Chi quel mestiere è stato in grado di trasformalo nella propria ragione di vita sono Roberto Benigni, Bernardo Bertolucci, Paolo Sorrentino, Gabriele Salvatores e Giuseppe Tornatore, gli ultimi registi italiani ad aver vinto il Premio Oscar, che
Giancarlo Soldi ha riunito nel suo "
Cinque MoNdi" per raccontare da dove nacque il "fuoco sacro" che diede origine a quelle fortunate carriere.
Dalle parole degli intervistati vengono evocati i grandi maestri del passato e i film che hanno scritto le pagine più belle della nostra storia del cinema, ma la vera trovata del doc sta nel non mostrarne le sequenze originali, ma ciò che ne sta dietro, i making off, i backstage, una straordinaria carrellata di "artigiani" intenti a far nascere la propria creatura sul set.

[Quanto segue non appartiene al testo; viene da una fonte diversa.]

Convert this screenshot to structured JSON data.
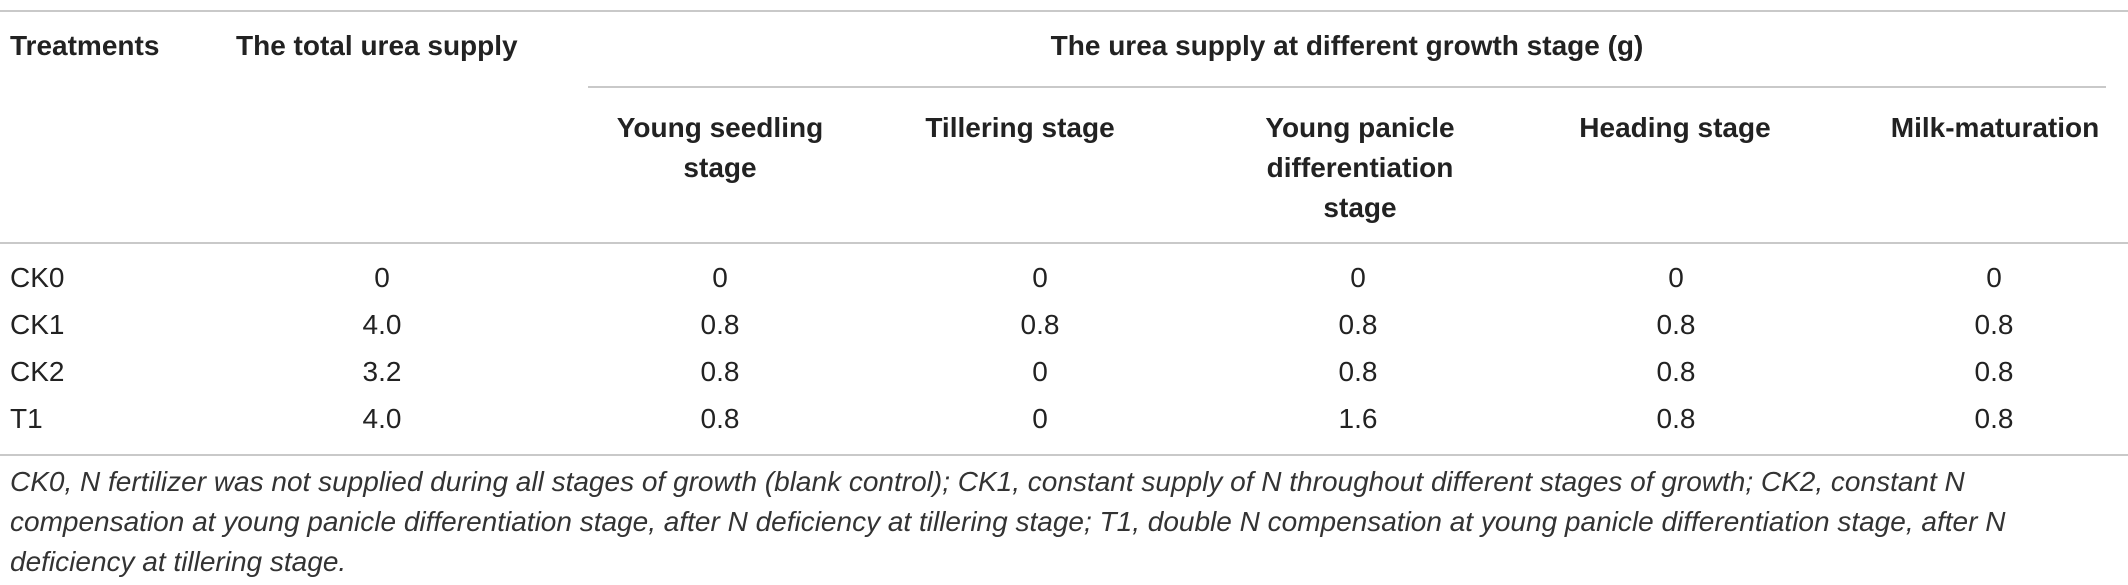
{
  "table": {
    "headers": {
      "treatments": "Treatments",
      "total": "The total urea supply",
      "group": "The urea supply at different growth stage (g)",
      "stages": [
        "Young seedling stage",
        "Tillering stage",
        "Young panicle differentiation stage",
        "Heading stage",
        "Milk-maturation"
      ]
    },
    "rows": [
      {
        "treatment": "CK0",
        "total": "0",
        "stages": [
          "0",
          "0",
          "0",
          "0",
          "0"
        ]
      },
      {
        "treatment": "CK1",
        "total": "4.0",
        "stages": [
          "0.8",
          "0.8",
          "0.8",
          "0.8",
          "0.8"
        ]
      },
      {
        "treatment": "CK2",
        "total": "3.2",
        "stages": [
          "0.8",
          "0",
          "0.8",
          "0.8",
          "0.8"
        ]
      },
      {
        "treatment": "T1",
        "total": "4.0",
        "stages": [
          "0.8",
          "0",
          "1.6",
          "0.8",
          "0.8"
        ]
      }
    ],
    "footnote": "CK0, N fertilizer was not supplied during all stages of growth (blank control); CK1, constant supply of N throughout different stages of growth; CK2, constant N compensation at young panicle differentiation stage, after N deficiency at tillering stage; T1, double N compensation at young panicle differentiation stage, after N deficiency at tillering stage."
  }
}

Dal confronto a distanza tra i protagonisti del film, questa volta chiamati a posizionarsi davanti alla macchina da presa, emergono caratteristiche umane e sentimenti che si sublimano nel proprio modo di interpretare il cinema: Sorrentino si dice amante del "mistero", Benigni si lascia sempre "sorprendere" come un bambino, Bertolucci subisce il fascino della "modernità", per Tornatore ciò che rappresenta la sala ha qualcosa di "romantico", mentre Salvatores, a differenza degli americani, ama la "libertà" di poter cambiare e sperimentare in corsa.
Le testimonianze raccolte vanno a formare un manifesto su ciò che è stato il nostro cinema e su ciò che sarà, merce rara che da valore ad un documentario intimo e piacevole, da cui traspare il limpido e cristallino amore di Soldi per la settima arte.